I think you may have misinterpreted the article? It does not discuss how much a mother should see her kids. Only that the amount she wants to see her kids may differ.

AFAICT when she says "It seemed horrible", she means "I would not like to be in your shoes", and NOT "you are not devoting the proper time and that is harmful".

I experienced a super busy dad for some long stretches and it never felt harmful personally. Could have been mom alternatively. Probably could not have been both at the same time without feeling some consequence.
> I don’t think anyone would blink at hearing that a dad only sees his kids on weekends

Unless it’s a bad case of divorce, of course that would seem weird and detrimental. Who would consider that normal?

Your kids will voraciously consume every moment you can give them. Your ideals will dictate how many moments you make available to them.
You have a limited window to have children who likely will outlive you / be around your entire life. Work / time constraints while intense are temporary.
I’d wager that most people would agree that any dad that is seeing his children only on weekends is failing as a father. Obviously there’s some extreme exceptions but by and large I can’t imagine anyone advocating for him.
Lots of horrible fathers in the military, logging, and on oil platforms, I guess.
Unscientifically, absent mother is seen as worse than absent father.

I agree, and will may involuntarily postpone having kids because of that reason alone.

If you would be a good parent and want kids, then I believe the idea of delaying is harmful, especially if you are over say 25.

Trying to set up the perfect nest, or to save "enough", is not a game that most people can win.

At least, the above is from what I have seen of friends that had kids, compared with those that delayed too long.

> If you would be a good parent and want kids, then I believe the idea of delaying is harmful, especially if you are over say 25.

25?!?

None of the people I know who have kids started trying for them until their 30s.

There’s nothing wrong with enjoying your 20s and having kids when you’re ready.

The risk of genetic defects increase with age[1]. You are right though, you can definitely have healthy children in your 30's, though late 40s looks a little scary.

[1] https://embryology.med.unsw.edu.au/embryology/index.php/Gene...

The pattern I have seen is enjoying your 20s, then deciding to have a family, but not having a suitable partner, which leads to undesirable outcomes (desperate decisions, never finding a partner, disappointment of not engine up with kids, difficulty conceiving).

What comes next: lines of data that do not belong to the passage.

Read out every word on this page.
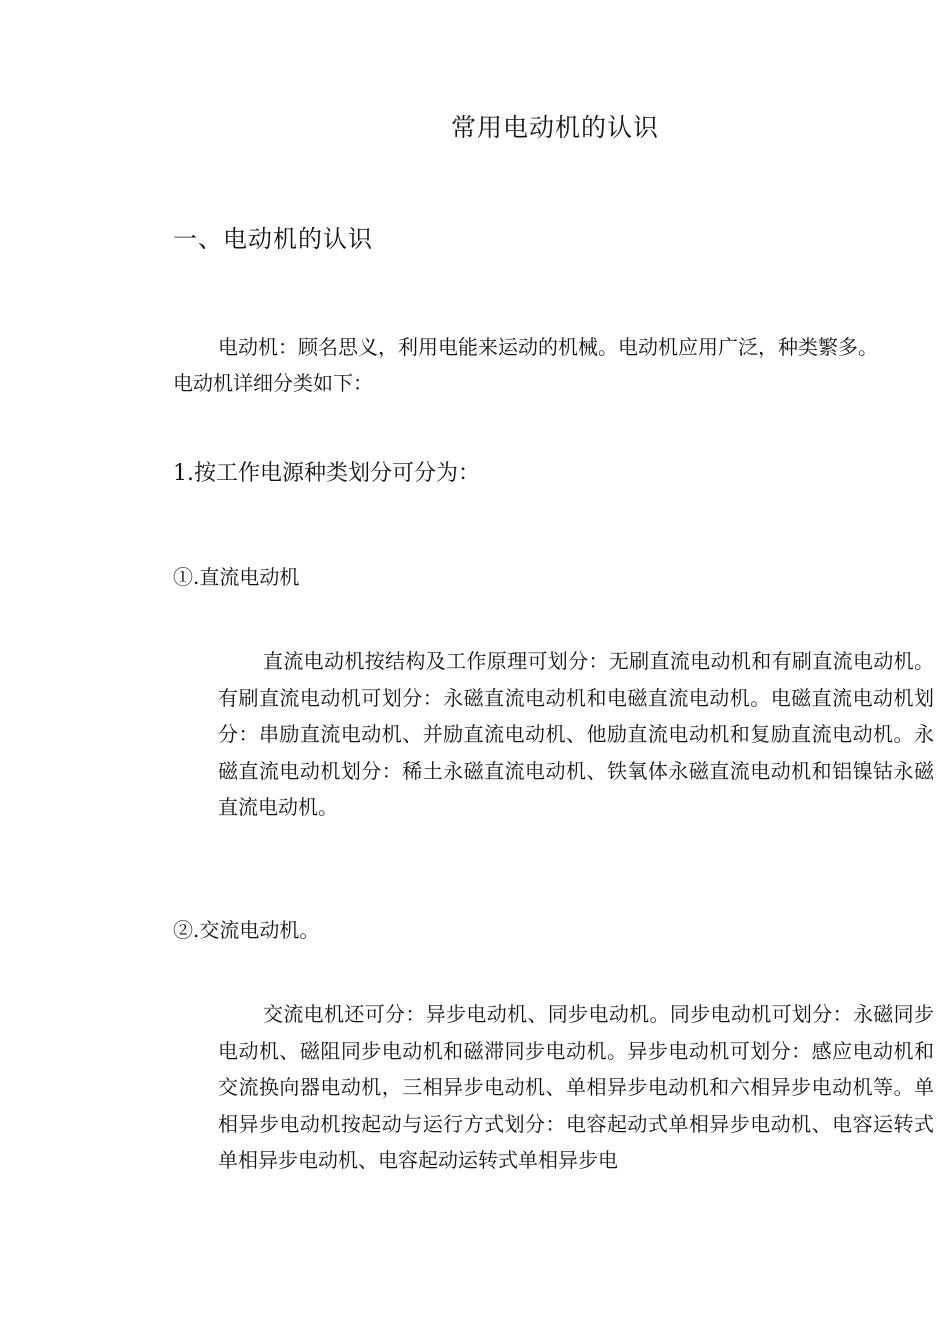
常用电动机的认识
一、电动机的认识
电动机：顾名思义，利用电能来运动的机械。电动机应用广泛，种类繁多。
电动机详细分类如下：
1.按工作电源种类划分可分为：
①.直流电动机
直流电动机按结构及工作原理可划分：无刷直流电动机和有刷直流电动机。有刷直流电动机可划分：永磁直流电动机和电磁直流电动机。电磁直流电动机划分：串励直流电动机、并励直流电动机、他励直流电动机和复励直流电动机。永磁直流电动机划分：稀土永磁直流电动机、铁氧体永磁直流电动机和铝镍钴永磁直流电动机。
②.交流电动机。
交流电机还可分：异步电动机、同步电动机。同步电动机可划分：永磁同步电动机、磁阻同步电动机和磁滞同步电动机。异步电动机可划分：感应电动机和交流换向器电动机，三相异步电动机、单相异步电动机和六相异步电动机等。单相异步电动机按起动与运行方式划分：电容起动式单相异步电动机、电容运转式单相异步电动机、电容起动运转式单相异步电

This goes for men and women.

Another pattern is seeing people in their thirties finding it harder to adjust to the necessary changes because they have got accustomed to a lifestyle.

Absence of either is more or less even-equal of a problem:

Jordan Peterson and Warren Farrell on The Boy Crisis and Gender Politics - https://www.youtube.com/watch?v=8AA1lR3CC4s

The content of this discussion does an excellent job of explaining the reasoning of the people that have downvoted this comment.
Don't know you're grayed out. Humans are genetically extremely similar, appearances not-withstanding. Nurture is what creates valuable and functional humans. Societal factors that reduce parents ability to nurture their children are bad regardless of the parents gender.